Após a execução da vereadora Marielle Franco,
muitos foram os idiotas que celebraram ou minimizaram o horror de sua morte. O
ataque a tiros aos ônibus da caravana que o ex-presidente Lula realizou na
região Sul seria rechaçado por todos em qualquer democracia decente - o que não
foi o caso por aqui, dada a quantidade de comemorações. A abominável facada
sofrida por Bolsonaro foi lamentada por pessoas estúpidas que queriam que
Adélio Bispo tivesse terminado o serviço. O músico Moa do Catendê, eleitor de
Fernando Haddad, foi morto a faca por um eleitor de Bolsonaro, em Salvador,
para júbilo de mentecaptos. Rodrigo Janot, ex-procurador-geral da República,
diz que foi armado ao Supremo Tribunal Federal para matar o ministro Gilmar
Mendes e ignorantes o chamaram de herói. É nesse caldo que Glenn Greenwald foi denunciado
criminalmente por fazer jornalismo e matilhas ensandecidas pediram sua prisão.

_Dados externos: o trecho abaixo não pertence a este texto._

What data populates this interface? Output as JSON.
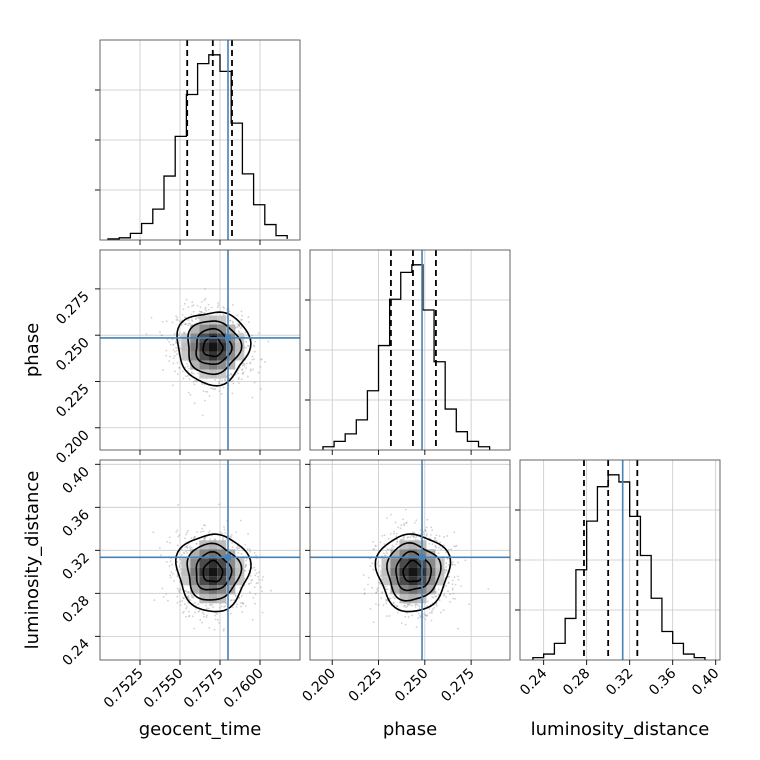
{
  "chart_data": {
    "type": "corner",
    "parameters": [
      {
        "name": "geocent_time",
        "label": "geocent_time",
        "range": [
          0.75,
          0.7625
        ],
        "ticks": [
          "0.7525",
          "0.7550",
          "0.7575",
          "0.7600"
        ],
        "truth": 0.758,
        "quantiles": [
          0.75545,
          0.75705,
          0.75825
        ],
        "hist_bins": [
          0.7505,
          0.7512,
          0.7519,
          0.7526,
          0.7533,
          0.754,
          0.7547,
          0.7554,
          0.7561,
          0.7568,
          0.7575,
          0.7582,
          0.7589,
          0.7596,
          0.7603,
          0.761,
          0.7617
        ],
        "hist_counts": [
          1,
          2,
          6,
          15,
          28,
          58,
          94,
          132,
          160,
          168,
          153,
          106,
          60,
          32,
          14,
          4,
          1
        ]
      },
      {
        "name": "phase",
        "label": "phase",
        "range": [
          0.188,
          0.296
        ],
        "ticks": [
          "0.200",
          "0.225",
          "0.250",
          "0.275"
        ],
        "truth": 0.2485,
        "quantiles": [
          0.2317,
          0.2436,
          0.256
        ],
        "hist_bins": [
          0.195,
          0.201,
          0.207,
          0.213,
          0.219,
          0.225,
          0.231,
          0.237,
          0.243,
          0.249,
          0.255,
          0.261,
          0.267,
          0.273,
          0.279,
          0.285
        ],
        "hist_counts": [
          3,
          8,
          15,
          28,
          55,
          97,
          140,
          165,
          172,
          130,
          82,
          38,
          17,
          8,
          3
        ]
      },
      {
        "name": "luminosity_distance",
        "label": "luminosity_distance",
        "range": [
          0.218,
          0.404
        ],
        "ticks": [
          "0.24",
          "0.28",
          "0.32",
          "0.36",
          "0.40"
        ],
        "truth": 0.3135,
        "quantiles": [
          0.2775,
          0.3,
          0.3271
        ],
        "hist_bins": [
          0.23,
          0.24,
          0.25,
          0.26,
          0.27,
          0.28,
          0.29,
          0.3,
          0.31,
          0.32,
          0.33,
          0.34,
          0.35,
          0.36,
          0.37,
          0.38,
          0.39
        ],
        "hist_counts": [
          2,
          5,
          14,
          35,
          76,
          117,
          146,
          156,
          150,
          121,
          88,
          52,
          24,
          14,
          5,
          2
        ]
      }
    ],
    "pair_ticks": {
      "phase": [
        "0.200",
        "0.225",
        "0.250",
        "0.275"
      ],
      "luminosity_distance": [
        "0.24",
        "0.28",
        "0.32",
        "0.36",
        "0.40"
      ]
    },
    "pairs": [
      {
        "x": "geocent_time",
        "y": "phase",
        "center": [
          0.75705,
          0.2436
        ],
        "spread": [
          0.0011,
          0.0095
        ],
        "corr": -0.15
      },
      {
        "x": "geocent_time",
        "y": "luminosity_distance",
        "center": [
          0.75705,
          0.3
        ],
        "spread": [
          0.0011,
          0.0175
        ],
        "corr": 0.0
      },
      {
        "x": "phase",
        "y": "luminosity_distance",
        "center": [
          0.2436,
          0.3
        ],
        "spread": [
          0.0095,
          0.0175
        ],
        "corr": 0.0
      }
    ],
    "grid": true,
    "colors": {
      "truth": "#4682b4",
      "line": "#000000",
      "grid": "#c8c8c8",
      "frame": "#555555"
    }
  }
}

Da mesma forma que parte das redes sociais já
condenou Glenn Greenwald, munida por uma denúncia tão frágil que não resiste a
uma lufada de Constituição do Supremo Tribunal Federal, ela diariamente acusa
jornalistas com base no ódio. Tanto o provocado por seus líderes, quanto
aqueles que surgem da percepção de que tudo aquilo fora da câmara de eco
precisa ser eliminada.
Como já disse aqui quando hordas se reuniram para
pedir, no Twitter, a deportação de Glenn Greenwald frente às primeiras matérias
do Intercept, uma parcela da sociedade não entende ataques a jornalistas como
uma porrada na liberdade de expressão, um pilar da democracia. Vê isso como uma
manifestação banal do descontentamento. Cede aos discursos fáceis e toscos de
analistas, apaixona-se pela violência de seus líderes.